The aids for forward are as follows– Leg, cluck, and whip (in that order of intensity)
Halt after a line while on the line to help a horse to respect the slowing aids (shortening the stride)
Circle after the line to help a horse go FORWARD through a line
Always do something constructive after the course or exercise
For harder/”looky” fences, go for a shorter distance to give the horse time to look at or read the jump/question.

These notes were taken during two group sessions, a training level group, then a more prelim level group.  

The last exercise he did with the more advanced riders was SUPER cool, he had the course set up and would call out what type of distance he wanted for each fence.  The course was as follows:

The really impressive part of the exercise was all the horses settled and became so much more adjustable and rideable!  The roll-backs were extremely tight, but all the horses managed them with ease.

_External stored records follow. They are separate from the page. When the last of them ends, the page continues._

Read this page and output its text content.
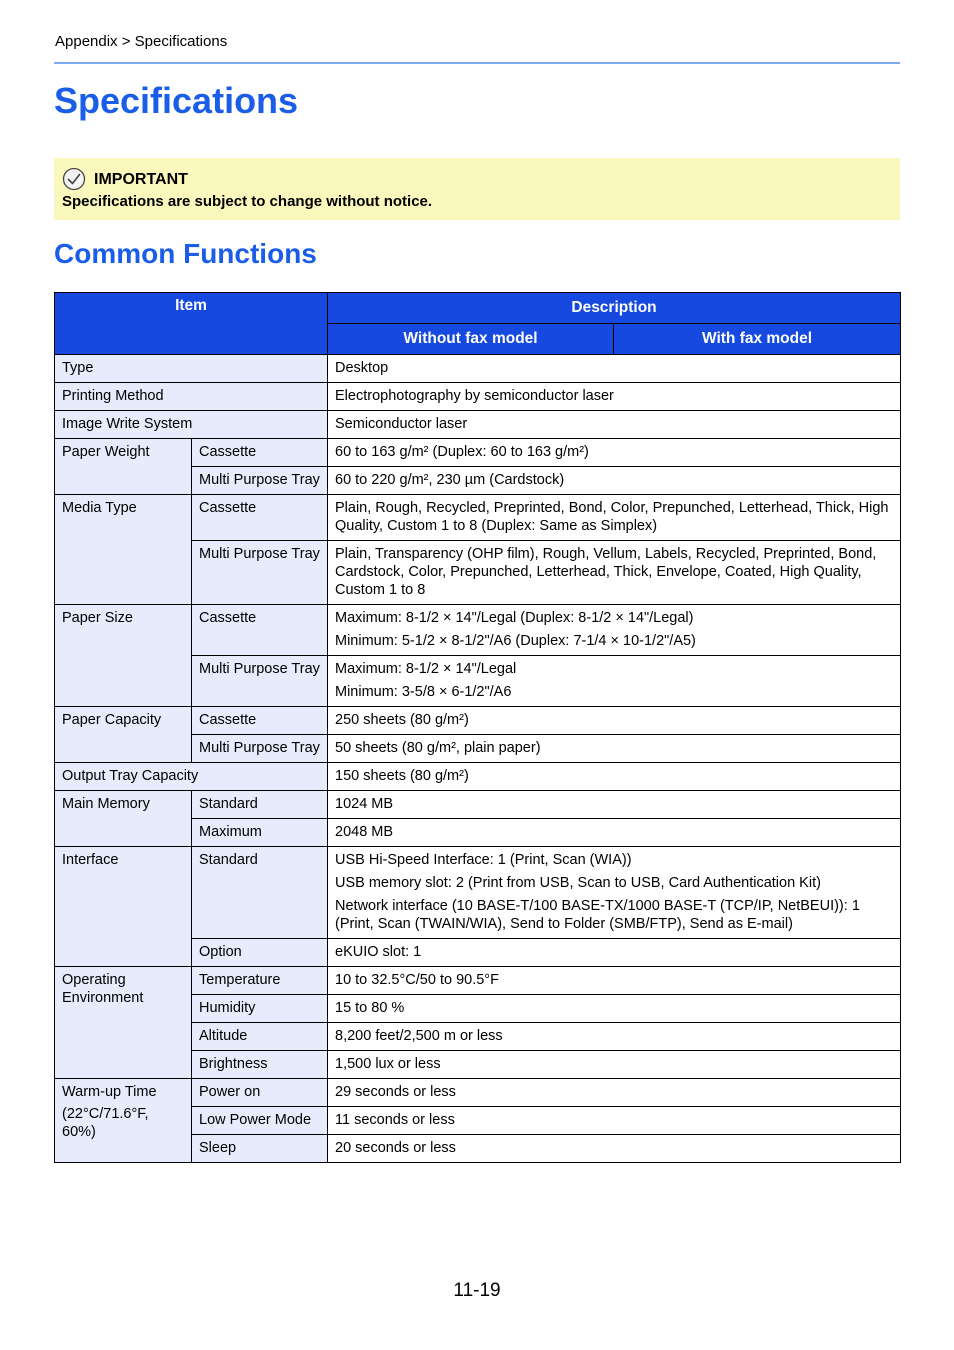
Appendix > Specifications
Specifications
IMPORTANT
Specifications are subject to change without notice.
Common Functions
Item		Description	
		Without fax model	With fax model
Type		Desktop	
Printing Method		Electrophotography by semiconductor laser	
Image Write System		Semiconductor laser	
Paper Weight	Cassette	60 to 163 g/m² (Duplex: 60 to 163 g/m²)	
	Multi Purpose Tray	60 to 220 g/m², 230 µm (Cardstock)	
Media Type	Cassette	Plain, Rough, Recycled, Preprinted, Bond, Color, Prepunched, Letterhead, Thick, High Quality, Custom 1 to 8 (Duplex: Same as Simplex)	
	Multi Purpose Tray	Plain, Transparency (OHP film), Rough, Vellum, Labels, Recycled, Preprinted, Bond, Cardstock, Color, Prepunched, Letterhead, Thick, Envelope, Coated, High Quality, Custom 1 to 8	
Paper Size	Cassette	Maximum: 8-1/2 × 14"/Legal (Duplex: 8-1/2 × 14"/Legal)

Minimum: 5-1/2 × 8-1/2"/A6 (Duplex: 7-1/4 × 10-1/2"/A5)	

	Multi Purpose Tray	Maximum: 8-1/2 × 14"/Legal

Minimum: 3-5/8 × 6-1/2"/A6	

Paper Capacity	Cassette	250 sheets (80 g/m²)	
	Multi Purpose Tray	50 sheets (80 g/m², plain paper)	
Output Tray Capacity		150 sheets (80 g/m²)	
Main Memory	Standard	1024 MB	
	Maximum	2048 MB	
Interface	Standard	USB Hi-Speed Interface: 1 (Print, Scan (WIA))

USB memory slot: 2 (Print from USB, Scan to USB, Card Authentication Kit)

Network interface (10 BASE-T/100 BASE-TX/1000 BASE-T (TCP/IP, NetBEUI)): 1 (Print, Scan (TWAIN/WIA), Send to Folder (SMB/FTP), Send as E-mail)	

	Option	eKUIO slot: 1	
Operating Environment	Temperature	10 to 32.5°C/50 to 90.5°F	
	Humidity	15 to 80 %	
	Altitude	8,200 feet/2,500 m or less	
	Brightness	1,500 lux or less	

Warm-up Time
(22°C/71.6°F, 60%)	Power on	29 seconds or less	
	Low Power Mode	11 seconds or less	
	Sleep	20 seconds or less	
11-19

I'm SO glad I made the drive down (10 hours!) but it was absolutely worth it.  While we were there, both Jess and I got some great deals in the marketplace including a new girth, reins, and gloves for me and a new girth and saddle pads for Jess.  I also found out a saddle I had on consignment had sold, so yay for unexpected money!  If you're ever in Calgary, go visit The Tack Collector, they are fabulous!  I picked up my cheque and got a pair of breeches that fit me perfectly for a steal.  Am going to send down some of my items for sale to them as well.


  1. GM is one that I will always audit if I can't ride in it.

  2. Thanks for the notes! Everything that comes out of that man is highly educational.

  3. It was absolutely incredible! I wish I had actually brought a note book with me to write down everything he was saying. All of the above notes were what I could remember once we got back home! Will absolutely audit again.